Legal data. Clear insight.

Two courts, one clearer way to explore them.

Gavel Glimpse is the home base for two public legal-data projects: Granite State Appeals, focused on the New Hampshire Supreme Court, and Supreme Scrutiny, focused on the United States Supreme Court. Both turn public court records into searchable, visual, and more approachable civic information.

The sites

Each site has its own court, data shape, and research use case. This hub explains what each one does, how it is built, and where the public source code lives.

Granite State Appeals

New Hampshire Supreme Court

A public-facing guide to opinions, orders, justices, topics, trial-court outcomes, and court trends in New Hampshire.

Built for residents, journalists, students, attorneys, researchers, and civic groups who want a clearer view of the state's highest court.

How it is built
  • The site gathers public New Hampshire Supreme Court materials and turns them into easier-to-browse pages.
  • Opinions, orders, justices, topics, and trial-court results are organized into searchable sections.
  • Charts and filters help visitors spot patterns without needing to read every document one by one.
Models and analysis
  • No large language model is required for the core site experience.
  • Classification and trend views are presented as research aids, with source records kept close by.

Supreme Scrutiny

United States Supreme Court

An interactive research app for exploring cases, justices, advocates, issue areas, voting patterns, history, and predicted outcomes.

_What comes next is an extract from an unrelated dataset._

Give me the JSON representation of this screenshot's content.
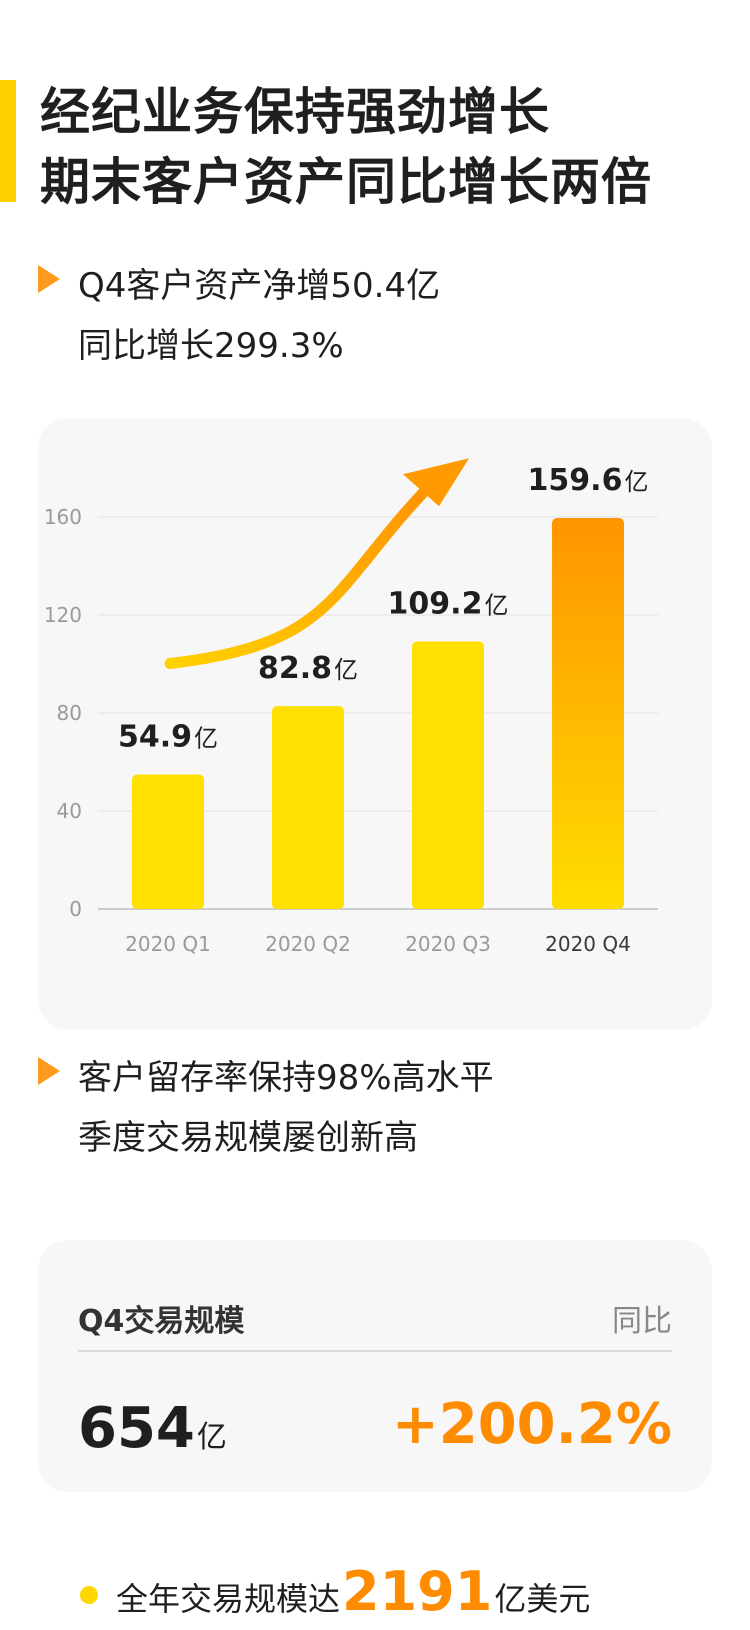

Built for students, legal researchers, journalists, lawyers, and curious readers who want to navigate more than two centuries of Supreme Court history.

How it is built
  • The site draws on Oyez, a public source for United States Supreme Court case information.
  • Case details, justice votes, oral arguments, issue areas, and historical records are organized into connected views.
  • Local copies of frequently used data help the site load faster and keep the research experience smoother.
Models and analysis
  • Prediction tools estimate likely outcomes, vote splits, and cert-grant probabilities from historical patterns.
  • Explanation views show which case features appear to matter most for a prediction.

Shared approach

The projects start from public legal materials, preserve links back to original records, and then add structure, filters, visualizations, and clearly labeled analytical tools.

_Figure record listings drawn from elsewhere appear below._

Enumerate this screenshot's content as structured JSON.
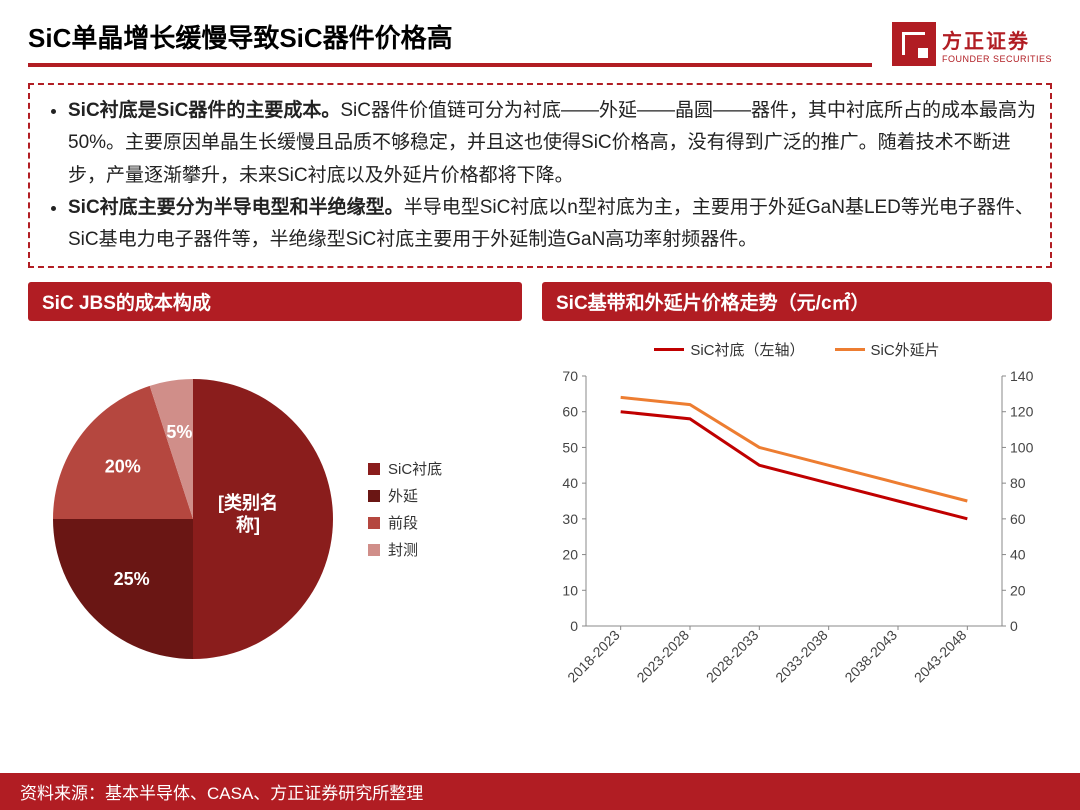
{
  "header": {
    "title": "SiC单晶增长缓慢导致SiC器件价格高",
    "logo_cn": "方正证券",
    "logo_en": "FOUNDER SECURITIES"
  },
  "colors": {
    "brand": "#b11d23",
    "underline": "#b11d23",
    "box_border": "#b11d23",
    "text": "#222222",
    "axis": "#888888",
    "grid": "#cccccc"
  },
  "description": {
    "bullets": [
      {
        "lead": "SiC衬底是SiC器件的主要成本。",
        "body": "SiC器件价值链可分为衬底——外延——晶圆——器件，其中衬底所占的成本最高为50%。主要原因单晶生长缓慢且品质不够稳定，并且这也使得SiC价格高，没有得到广泛的推广。随着技术不断进步，产量逐渐攀升，未来SiC衬底以及外延片价格都将下降。"
      },
      {
        "lead": "SiC衬底主要分为半导电型和半绝缘型。",
        "body": "半导电型SiC衬底以n型衬底为主，主要用于外延GaN基LED等光电子器件、SiC基电力电子器件等，半绝缘型SiC衬底主要用于外延制造GaN高功率射频器件。"
      }
    ]
  },
  "pie_chart": {
    "title": "SiC JBS的成本构成",
    "type": "pie",
    "center_label": "[类别名称]",
    "slices": [
      {
        "label": "SiC衬底",
        "value": 50,
        "percent_label": "",
        "color": "#8a1d1c"
      },
      {
        "label": "外延",
        "value": 25,
        "percent_label": "25%",
        "color": "#6a1614"
      },
      {
        "label": "前段",
        "value": 20,
        "percent_label": "20%",
        "color": "#b5473f"
      },
      {
        "label": "封测",
        "value": 5,
        "percent_label": "5%",
        "color": "#d08e89"
      }
    ],
    "label_color": "#ffffff",
    "label_fontsize": 18,
    "legend_fontsize": 15
  },
  "line_chart": {
    "title": "SiC基带和外延片价格走势（元/c㎡）",
    "type": "line-dual-axis",
    "categories": [
      "2018-2023",
      "2023-2028",
      "2028-2033",
      "2033-2038",
      "2038-2043",
      "2043-2048"
    ],
    "series": [
      {
        "name": "SiC衬底（左轴）",
        "axis": "left",
        "color": "#c00000",
        "line_width": 3,
        "values": [
          60,
          58,
          45,
          40,
          35,
          30
        ]
      },
      {
        "name": "SiC外延片",
        "axis": "right",
        "color": "#ed7d31",
        "line_width": 3,
        "values": [
          128,
          124,
          100,
          90,
          80,
          70
        ]
      }
    ],
    "left_axis": {
      "min": 0,
      "max": 70,
      "step": 10
    },
    "right_axis": {
      "min": 0,
      "max": 140,
      "step": 20
    },
    "axis_fontsize": 14,
    "x_label_rotation": -45,
    "background": "#ffffff",
    "grid_color": "#cccccc"
  },
  "footer": {
    "text": "资料来源：基本半导体、CASA、方正证券研究所整理"
  }
}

1. Collect Start with public court records, official pages, case materials, and other open legal sources.
2. Structure Turn scattered legal materials into organized information about cases, dates, justices, topics, and outcomes.
3. Explore Make that information easier to search, filter, compare, and understand through plain-language pages and visuals.
4. Explain Keep analysis clearly labeled, preserve links back to source records, and avoid presenting predictions as legal advice.

What the models are for

These sites are research and public-information tools, not legal advice. Supreme Scrutiny includes machine-learning features for search and prediction, using structured data such as issue area, court of origin, party type, circuit split, and other case features. Those predictions are best read as historical pattern-finding tools. Granite State Appeals is currently centered on collection, classification, browsing, and trend analysis of New Hampshire Supreme Court materials rather than LLM-generated answers.